Me parece casi obsceno tener que enarbolar la bandera del ínfimo salario mínimo interprofesional que rige en este país, pero ya no me quedan más argumentos racionales. Lo siguiente es llamar despreciables, rastreros y ladrones a las empresas de asistencia eléctrica urgente.
Después de dos angustiosas horas en las que pude –pudimos- comprobar la inutilidad congénita a la que nos ha sometido la electrificación imperante, había llegado la hora de enfrentarse a la cruel realidad: el individuo y sus necesidades no son nadie frente al capital y sus intereses. Llámenme melodramática pero 300 euros es la mitad de mi sueldo.
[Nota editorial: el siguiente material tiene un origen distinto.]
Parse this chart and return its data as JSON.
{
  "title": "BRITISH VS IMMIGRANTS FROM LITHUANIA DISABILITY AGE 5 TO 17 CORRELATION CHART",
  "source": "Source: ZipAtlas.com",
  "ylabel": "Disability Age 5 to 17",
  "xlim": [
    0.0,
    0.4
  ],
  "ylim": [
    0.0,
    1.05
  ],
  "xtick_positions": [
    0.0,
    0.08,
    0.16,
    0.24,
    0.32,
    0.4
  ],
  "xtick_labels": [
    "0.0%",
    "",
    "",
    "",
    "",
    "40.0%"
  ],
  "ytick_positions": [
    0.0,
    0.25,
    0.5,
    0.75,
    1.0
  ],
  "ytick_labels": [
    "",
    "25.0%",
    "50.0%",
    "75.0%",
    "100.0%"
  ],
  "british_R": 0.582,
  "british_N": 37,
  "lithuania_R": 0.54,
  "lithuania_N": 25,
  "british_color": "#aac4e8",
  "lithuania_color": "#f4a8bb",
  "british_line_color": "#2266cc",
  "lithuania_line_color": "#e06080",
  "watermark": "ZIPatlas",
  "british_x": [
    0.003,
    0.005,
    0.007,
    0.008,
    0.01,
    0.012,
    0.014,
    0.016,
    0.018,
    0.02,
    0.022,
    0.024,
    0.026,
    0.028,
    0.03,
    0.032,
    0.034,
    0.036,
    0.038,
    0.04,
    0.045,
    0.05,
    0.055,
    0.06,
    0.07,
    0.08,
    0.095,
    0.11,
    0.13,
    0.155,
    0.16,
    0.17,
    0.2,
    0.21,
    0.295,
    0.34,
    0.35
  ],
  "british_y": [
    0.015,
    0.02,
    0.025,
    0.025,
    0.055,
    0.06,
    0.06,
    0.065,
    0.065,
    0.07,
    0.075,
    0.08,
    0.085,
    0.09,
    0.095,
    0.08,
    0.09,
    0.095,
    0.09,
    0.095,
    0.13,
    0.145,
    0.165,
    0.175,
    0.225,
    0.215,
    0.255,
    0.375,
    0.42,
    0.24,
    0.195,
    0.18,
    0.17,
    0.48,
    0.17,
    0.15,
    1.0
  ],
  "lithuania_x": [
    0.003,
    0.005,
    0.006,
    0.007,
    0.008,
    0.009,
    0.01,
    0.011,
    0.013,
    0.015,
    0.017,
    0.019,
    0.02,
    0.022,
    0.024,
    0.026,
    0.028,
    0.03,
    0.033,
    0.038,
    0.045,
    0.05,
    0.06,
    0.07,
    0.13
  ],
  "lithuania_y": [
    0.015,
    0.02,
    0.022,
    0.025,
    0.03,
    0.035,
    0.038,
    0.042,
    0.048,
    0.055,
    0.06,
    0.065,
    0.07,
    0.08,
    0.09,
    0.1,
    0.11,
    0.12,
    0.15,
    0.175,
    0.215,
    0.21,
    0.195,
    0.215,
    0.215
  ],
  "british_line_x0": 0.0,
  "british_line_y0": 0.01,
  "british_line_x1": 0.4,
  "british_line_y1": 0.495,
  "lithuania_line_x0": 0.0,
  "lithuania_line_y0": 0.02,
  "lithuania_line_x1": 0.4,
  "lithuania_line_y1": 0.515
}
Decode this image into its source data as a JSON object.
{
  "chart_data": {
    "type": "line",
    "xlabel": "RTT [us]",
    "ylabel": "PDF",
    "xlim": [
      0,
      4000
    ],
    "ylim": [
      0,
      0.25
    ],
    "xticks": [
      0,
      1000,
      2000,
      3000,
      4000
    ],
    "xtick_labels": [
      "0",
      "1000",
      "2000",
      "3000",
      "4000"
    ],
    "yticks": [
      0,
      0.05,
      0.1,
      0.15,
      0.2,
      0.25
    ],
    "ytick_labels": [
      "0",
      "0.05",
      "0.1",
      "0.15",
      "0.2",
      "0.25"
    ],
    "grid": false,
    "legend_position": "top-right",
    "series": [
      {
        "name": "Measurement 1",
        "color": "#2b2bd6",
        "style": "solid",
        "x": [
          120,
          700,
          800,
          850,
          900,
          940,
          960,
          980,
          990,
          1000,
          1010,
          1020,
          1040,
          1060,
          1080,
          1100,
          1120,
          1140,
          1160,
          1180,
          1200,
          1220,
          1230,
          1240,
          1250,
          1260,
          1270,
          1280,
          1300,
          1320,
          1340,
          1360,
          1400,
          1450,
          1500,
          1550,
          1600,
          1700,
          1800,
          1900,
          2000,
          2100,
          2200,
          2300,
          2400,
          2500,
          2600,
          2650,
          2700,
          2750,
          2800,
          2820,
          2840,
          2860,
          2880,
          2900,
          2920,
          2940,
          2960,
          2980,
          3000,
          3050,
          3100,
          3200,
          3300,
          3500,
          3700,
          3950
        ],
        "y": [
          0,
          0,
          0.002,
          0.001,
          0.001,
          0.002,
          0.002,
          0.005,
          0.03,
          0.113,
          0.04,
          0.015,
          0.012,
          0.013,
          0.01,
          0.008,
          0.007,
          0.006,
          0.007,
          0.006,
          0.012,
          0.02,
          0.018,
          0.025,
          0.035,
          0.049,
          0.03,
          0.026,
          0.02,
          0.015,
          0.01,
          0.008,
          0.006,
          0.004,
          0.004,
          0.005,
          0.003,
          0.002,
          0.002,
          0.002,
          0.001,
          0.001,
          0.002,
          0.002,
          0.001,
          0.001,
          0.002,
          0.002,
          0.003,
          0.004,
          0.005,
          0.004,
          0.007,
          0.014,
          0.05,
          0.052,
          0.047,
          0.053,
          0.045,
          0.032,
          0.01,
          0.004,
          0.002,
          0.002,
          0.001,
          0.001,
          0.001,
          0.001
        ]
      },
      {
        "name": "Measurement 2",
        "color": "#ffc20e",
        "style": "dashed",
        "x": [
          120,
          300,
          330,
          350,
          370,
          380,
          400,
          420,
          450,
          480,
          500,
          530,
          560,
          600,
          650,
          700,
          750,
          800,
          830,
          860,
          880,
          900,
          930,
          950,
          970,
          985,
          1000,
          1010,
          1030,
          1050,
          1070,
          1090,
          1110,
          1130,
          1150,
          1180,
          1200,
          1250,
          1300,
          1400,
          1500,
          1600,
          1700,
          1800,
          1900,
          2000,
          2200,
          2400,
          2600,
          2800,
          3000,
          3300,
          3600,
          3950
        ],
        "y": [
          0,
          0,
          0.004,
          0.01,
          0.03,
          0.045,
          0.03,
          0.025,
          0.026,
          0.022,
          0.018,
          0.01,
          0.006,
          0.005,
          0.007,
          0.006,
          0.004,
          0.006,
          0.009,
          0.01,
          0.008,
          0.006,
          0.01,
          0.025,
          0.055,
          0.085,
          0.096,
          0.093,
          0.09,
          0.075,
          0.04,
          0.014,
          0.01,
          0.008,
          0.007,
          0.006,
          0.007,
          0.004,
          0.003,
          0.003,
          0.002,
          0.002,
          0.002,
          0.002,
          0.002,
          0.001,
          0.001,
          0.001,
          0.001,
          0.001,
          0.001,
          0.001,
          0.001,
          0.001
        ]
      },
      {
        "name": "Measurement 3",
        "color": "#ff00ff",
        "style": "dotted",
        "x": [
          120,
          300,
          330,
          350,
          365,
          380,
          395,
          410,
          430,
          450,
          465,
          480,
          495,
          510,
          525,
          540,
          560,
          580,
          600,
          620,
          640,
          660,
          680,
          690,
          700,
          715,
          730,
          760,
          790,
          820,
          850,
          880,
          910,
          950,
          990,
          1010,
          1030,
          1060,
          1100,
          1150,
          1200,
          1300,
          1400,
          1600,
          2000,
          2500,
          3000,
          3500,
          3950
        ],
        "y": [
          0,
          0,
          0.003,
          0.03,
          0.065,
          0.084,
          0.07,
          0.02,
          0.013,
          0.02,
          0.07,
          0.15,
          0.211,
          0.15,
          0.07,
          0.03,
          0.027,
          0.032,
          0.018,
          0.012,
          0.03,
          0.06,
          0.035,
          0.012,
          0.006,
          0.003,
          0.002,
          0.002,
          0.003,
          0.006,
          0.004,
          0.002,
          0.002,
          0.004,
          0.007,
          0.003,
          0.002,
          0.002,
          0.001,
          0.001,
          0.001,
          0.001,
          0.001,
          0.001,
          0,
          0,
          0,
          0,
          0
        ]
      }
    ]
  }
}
No sólo habíamos pasado frío –se nos ha olvidado ya cómo calentarnos sin talar árboles a destajo- y descubierto que ni comer podíamos (¡todo en esta casa es estúpidamente eléctrico) sino que además íbamos a descubrir que el fallo volvía a ser el fusible.
Y ya lo habíamos arreglado –y pagado unos cuantos cientos de euros por ello también- hacía apenas diez meses. “Ah, no, la empresa solo le cubre tres meses de garantía”- chilla una voz de timbre poco grato al otro lado del teléfono- “tal y como pone en la factura”. Pero en la factura no pone nada y según el técnico nuevo, el de los 300 euros, nos han puesto un fusible erróneo (para el triple de potencia de lo que tenemos contratado) y encima no está bien apretado por lo que “antes salís ardiendo a que os salte eso que os han puesto vaya”.
Resumen: la empresa privada –ésta, la anterior y toda que se precie- no sólo nos tiene en vilo el tiempo que quiere a oscuras y congelados y nos cobra un ojo de la cara, sino que, además, tenemos los usuarios que tragarnos el que trabajen mal y no puedas reclamar (según ellos, porque eso ya lo veremos) amén de la horrible autoconciencia de imbecilidad por haber sucumbido tan de lleno a la tiranía de la electrificación.